Time and again, media and non-governmental organizations make public where children have to work for the global value chain. Consumers can’t even be sure to avoid child labor when they buy certified products, recent research shows.
At the beginning of March, the investigative series “Dispatches” of the British TV channel “Channel 4” revealed that children under twelve work on Guatemalan coffee plantations. The harvested coffee beans were sold to Starbucks and Nestlé. The plantations are both marked with the “Fairtrade” seal and certified by the” Rainbow Alliance”, which excludes or limits child labor in the production chain.
Unfortunately, not an isolated case
Apparently, these are not isolated cases: children worked on all seven plantations on which the film team researched. All seven did business with Nestlé, five of them with Starbucks. The film crew estimated the age of the children at only eight years.
Harvesting coffee is hard work that starts early in the morning. From six o’clock, the harvesters pick the ripe, red fruits from the coffee bushes and collect them in a basket, which they carry at the hip. The work in steep terrain lasts until the early afternoon.

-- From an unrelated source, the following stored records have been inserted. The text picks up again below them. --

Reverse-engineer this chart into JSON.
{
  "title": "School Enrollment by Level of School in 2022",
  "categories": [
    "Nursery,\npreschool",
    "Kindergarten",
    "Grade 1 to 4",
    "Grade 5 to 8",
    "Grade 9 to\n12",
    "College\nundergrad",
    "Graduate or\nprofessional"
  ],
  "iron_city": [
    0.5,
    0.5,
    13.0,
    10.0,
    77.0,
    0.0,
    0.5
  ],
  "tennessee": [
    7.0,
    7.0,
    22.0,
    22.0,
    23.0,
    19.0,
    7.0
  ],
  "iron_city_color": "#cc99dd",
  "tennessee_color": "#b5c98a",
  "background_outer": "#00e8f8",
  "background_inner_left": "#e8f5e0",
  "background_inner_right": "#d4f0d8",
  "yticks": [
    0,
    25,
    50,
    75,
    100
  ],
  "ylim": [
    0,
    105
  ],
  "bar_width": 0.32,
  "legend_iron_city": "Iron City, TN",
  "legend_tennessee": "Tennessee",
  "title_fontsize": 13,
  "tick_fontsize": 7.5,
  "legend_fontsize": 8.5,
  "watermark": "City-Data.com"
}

The pickers are paid by weight. The report shows how children and young people carry heavy coffee bags to the weighing station. They receive a wage of just under six francs per day, but it can be quite less. That’s about as much as a single Café latte in a Starbucks eatery costs.
Even poverty does not justify child labor
Whether palm oil, cocoa, electronics or crabs, many products use child labor. It is sometimes more and often less compatible with the child’s well-being. The use of children in production chains is a complex Problem. Many countries have regulations that are much looser than in this country. Out of necessity: about half of the Guatemalan population lives below the poverty line.

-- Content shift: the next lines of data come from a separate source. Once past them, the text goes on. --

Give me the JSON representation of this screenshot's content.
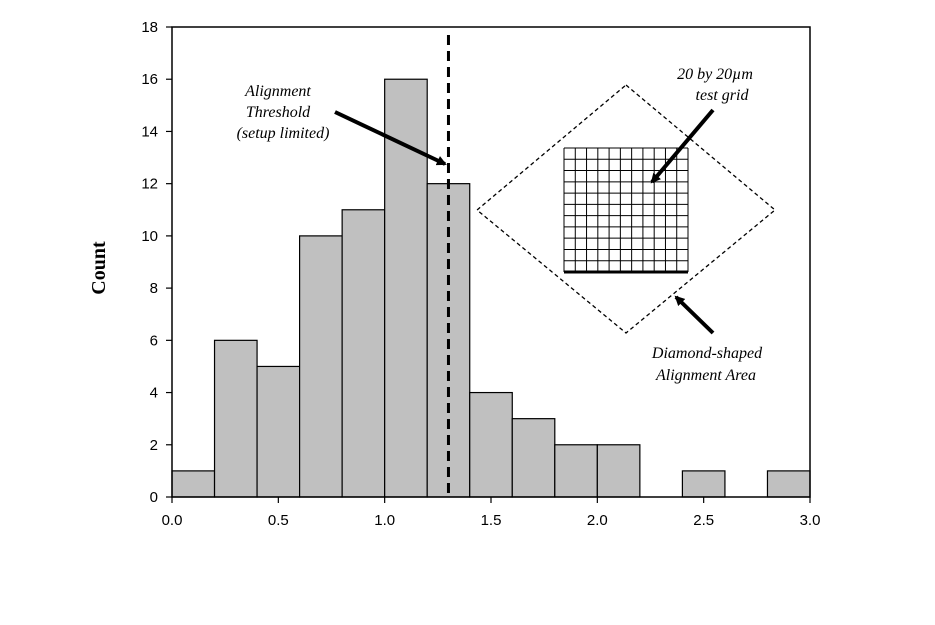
{
  "chart_data": {
    "type": "bar",
    "xlabel": "",
    "ylabel": "Count",
    "bin_width": 0.2,
    "bins": [
      {
        "start": 0.0,
        "count": 1
      },
      {
        "start": 0.2,
        "count": 6
      },
      {
        "start": 0.4,
        "count": 5
      },
      {
        "start": 0.6,
        "count": 10
      },
      {
        "start": 0.8,
        "count": 11
      },
      {
        "start": 1.0,
        "count": 16
      },
      {
        "start": 1.2,
        "count": 12
      },
      {
        "start": 1.4,
        "count": 4
      },
      {
        "start": 1.6,
        "count": 3
      },
      {
        "start": 1.8,
        "count": 2
      },
      {
        "start": 2.0,
        "count": 2
      },
      {
        "start": 2.2,
        "count": 0
      },
      {
        "start": 2.4,
        "count": 1
      },
      {
        "start": 2.6,
        "count": 0
      },
      {
        "start": 2.8,
        "count": 1
      }
    ],
    "xlim": [
      0,
      3.0
    ],
    "ylim": [
      0,
      18
    ],
    "x_ticks": [
      "0.0",
      "0.5",
      "1.0",
      "1.5",
      "2.0",
      "2.5",
      "3.0"
    ],
    "y_ticks": [
      "0",
      "2",
      "4",
      "6",
      "8",
      "10",
      "12",
      "14",
      "16",
      "18"
    ],
    "threshold_x": 1.3,
    "grid": false,
    "bar_color": "#c0c0c0",
    "annotations": {
      "threshold": [
        "Alignment",
        "Threshold",
        "(setup limited)"
      ],
      "test_grid": [
        "20 by 20µm",
        "test grid"
      ],
      "diamond": [
        "Diamond-shaped",
        "Alignment Area"
      ]
    }
  }
}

It is usually stipulated that children are allowed to work within certain limits, provided that their education and health do not suffer. However, for children who work 40 hours and up to six days a week, like the coffee pickers in Guatemala, school lessons are impossible. Neither the UN directive on child labour nor the Guatemalan legal situation allow this. Both Nestlé and Starbucks are likely to be accused of violations of international labour laws, human rights lawyer Oliver Holland comments to Channel 4.
In their voluntary commitments, both Starbucks and Nestlé speak out against child labour. If children were hired, their work “should not endanger the education, health, safety, and mental and physical development of the child,” according to Starbucks “Global Human Rights Statement.” For Nestlé, child labour is simply “unacceptable”, CEO Guillaume Le Cunff responded to the report by"Channel 4”.
Starbucks assured that they had not bought coffee from the companies visited by” Dispatches " last season. According to the company, it ceased cooperation with the plantations under investigation and announced an investigation. According to local farmers, Nespresso inspectors only come by once a year, and Starbucks inspections are even rarer.
… and a contrite Hollywood Star
The predominantly British media, which reported on the research of “Channel 4”, concentrated in the reporting mainly on a prominent name: George Clooney, who has been advertising for Nespresso for 14 years, showed himself” sad “and"shaken”.
The Hollywood star, whose commitment as an ambassador of Nespresso has earned him more than $40 million, sits on Nespresso’s Sustainability Advisory Board. “It is clear that this board and this company still have a lot to do. And this work will be done,” he said. “I hope that this Reporter will continue to investigate and report on these conditions if they do not improve,” he said.
It is great that George Clooney supports the investigation, comments “Dispatches” Reporter Anthony Barnett Clooney’s Statement. But if he was serious about it, he had to make sure that Nespresso took money in hand. Announcing an investigation is easy and a delivery stop will hit the wrong people. The reason the children worked was that their parents and the farms on which they worked were not paid enough.